One major problem with these polymers is their cytotoxicity. The
purpose of this study is to synthesize novel dendrimers with aldehyde
terminal groups and compare their cytotoxicity with that of dendrimers
containing amine terminated groups.
Methods: G1 (first generation) and G2 (second generation) dendrimers with
amine terminated groups were synthesized by divergent method and then
the amine terminated groups were converted to the aldehyde groups using surface modification of the functional group inversion (FGI) method. The cytotoxicity of the novel G1 and G2 polyamidoaldehyde (PAMAL) dendrimers together with that of G1 and G2 PAMAM-NH2 dendrimers was investigated by MTT assay using MCF-7 cell line.

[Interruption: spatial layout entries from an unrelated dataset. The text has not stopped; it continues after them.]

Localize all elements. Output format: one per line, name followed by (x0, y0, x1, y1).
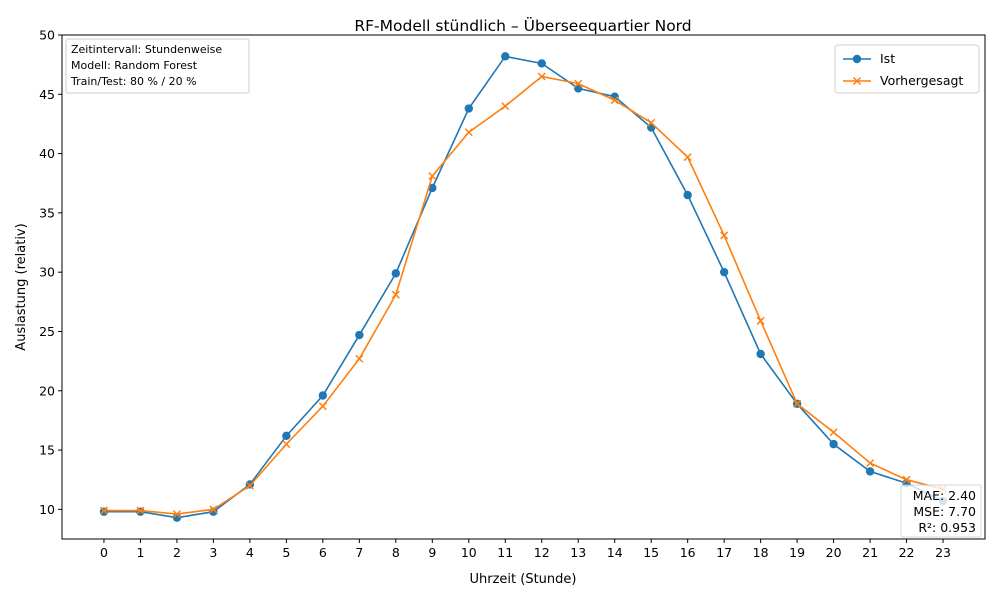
metric-r2: R²: 0.953 (918, 520, 976, 535)
legend-marker-ist (852, 54, 862, 64)
data-point-vorhergesagt (683, 153, 692, 162)
data-point-vorhergesagt (501, 102, 510, 111)
y-tick-label: 25 (39, 324, 55, 339)
data-point-ist (391, 269, 401, 278)
data-point-vorhergesagt (428, 172, 437, 181)
y-tick-label: 15 (39, 443, 55, 458)
data-point-vorhergesagt (245, 481, 254, 490)
data-point-vorhergesagt (355, 354, 364, 363)
metric-mse: MSE: 7.70 (913, 504, 976, 519)
x-tick-label: 10 (461, 545, 477, 560)
legend-label-vorhergesagt: Vorhergesagt (880, 73, 963, 88)
data-point-ist (865, 467, 875, 476)
data-point-ist (683, 190, 692, 200)
data-point-vorhergesagt (756, 316, 765, 325)
x-tick-label: 9 (428, 545, 436, 560)
data-point-ist (464, 104, 473, 113)
data-point-ist (537, 59, 546, 68)
data-point-ist (99, 507, 109, 516)
plot-area (62, 35, 985, 539)
x-tick-label: 5 (282, 545, 290, 560)
y-tick-label: 30 (39, 265, 55, 280)
data-point-ist (829, 439, 838, 449)
legend-label-ist: Ist (880, 51, 895, 66)
chart-title: RF-Modell stündlich – Überseequartier No… (354, 16, 691, 35)
x-tick-label: 20 (826, 545, 842, 560)
x-tick-label: 23 (935, 545, 951, 560)
y-axis-label: Auslastung (relativ) (14, 223, 29, 350)
y-tick-label: 10 (39, 502, 55, 517)
data-point-vorhergesagt (464, 128, 473, 137)
metric-mae: MAE: 2.40 (913, 488, 976, 503)
x-tick-label: 11 (497, 545, 513, 560)
x-tick-label: 6 (319, 545, 327, 560)
x-tick-label: 21 (862, 545, 878, 560)
x-tick-label: 12 (534, 545, 550, 560)
info-box: Zeitintervall: Stundenweise Modell: Rand… (65, 38, 250, 94)
data-point-vorhergesagt (574, 79, 583, 88)
data-point-ist (318, 391, 328, 400)
legend: Ist Vorhergesagt (834, 44, 980, 94)
x-axis: 0 1 2 3 4 5 6 7 8 9 10 11 12 13 14 15 16 17 18 19 20 21 22 23 (100, 539, 951, 560)
x-tick-label: 17 (716, 545, 732, 560)
data-point-vorhergesagt (391, 290, 400, 299)
plot-frame (61, 34, 986, 540)
y-tick-label: 45 (39, 87, 55, 102)
x-tick-label: 3 (209, 545, 217, 560)
x-tick-label: 8 (392, 545, 400, 560)
x-tick-label: 2 (173, 545, 181, 560)
data-point-ist (719, 267, 729, 277)
metrics-box-frame (900, 484, 982, 538)
data-point-vorhergesagt (136, 506, 145, 515)
data-point-vorhergesagt (902, 475, 911, 484)
y-tick-label: 20 (39, 383, 55, 398)
data-point-vorhergesagt (172, 510, 181, 519)
y-tick-label: 40 (39, 146, 55, 161)
data-point-vorhergesagt (866, 459, 875, 468)
data-point-ist (756, 349, 765, 359)
info-line-split: Train/Test: 80 % / 20 % (70, 75, 197, 88)
data-point-ist (501, 52, 510, 61)
legend-marker-vorhergesagt (852, 76, 862, 86)
metrics-box: MAE: 2.40 MSE: 7.70 R²: 0.953 (900, 484, 982, 538)
y-axis: 10 15 20 25 30 35 40 45 50 (39, 28, 62, 517)
x-tick-label: 18 (753, 545, 769, 560)
x-tick-label: 19 (789, 545, 805, 560)
info-box-frame (65, 38, 250, 94)
data-point-vorhergesagt (318, 402, 327, 411)
x-tick-label: 1 (136, 545, 144, 560)
data-point-vorhergesagt (282, 440, 291, 449)
data-point-ist (136, 507, 145, 516)
x-tick-label: 7 (355, 545, 363, 560)
x-axis-label: Uhrzeit (Stunde) (470, 572, 577, 587)
data-point-vorhergesagt (209, 505, 218, 514)
x-tick-label: 16 (680, 545, 696, 560)
data-point-vorhergesagt (537, 72, 546, 81)
x-tick-label: 14 (607, 545, 623, 560)
data-point-ist (355, 330, 364, 340)
y-tick-label: 35 (39, 205, 55, 220)
x-tick-label: 22 (899, 545, 915, 560)
y-tick-label: 50 (39, 28, 55, 43)
info-line-model: Modell: Random Forest (71, 59, 198, 72)
x-tick-label: 4 (246, 545, 254, 560)
data-point-ist (282, 431, 291, 441)
data-point-vorhergesagt (647, 118, 656, 127)
info-line-interval: Zeitintervall: Stundenweise (71, 43, 222, 56)
data-point-vorhergesagt (793, 399, 802, 408)
series-line-vorhergesagt (103, 75, 944, 515)
data-point-vorhergesagt (720, 231, 729, 240)
data-point-ist (428, 183, 437, 193)
x-tick-label: 13 (570, 545, 586, 560)
x-tick-label: 15 (643, 545, 659, 560)
data-point-vorhergesagt (829, 428, 838, 437)
x-tick-label: 0 (100, 545, 108, 560)
data-point-vorhergesagt (610, 96, 619, 105)
data-point-vorhergesagt (99, 506, 108, 515)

Results: The results showed that cytotoxicity of dendrimers with aldehyde terminated groups is much lower than that of G1 and G2 PAMAM-NH2 dendrimers.
Conclusion: Dendrimers with aldehyde terminated groups could be used as novel and convenient carriers for drug delivery with low cytotoxic effect compared with the amine terminated denderimers. The results revealed that the same generations of the dendrimers with aldehyde-terminated groups are far less toxic than the corresponding amine-terminated denderimer.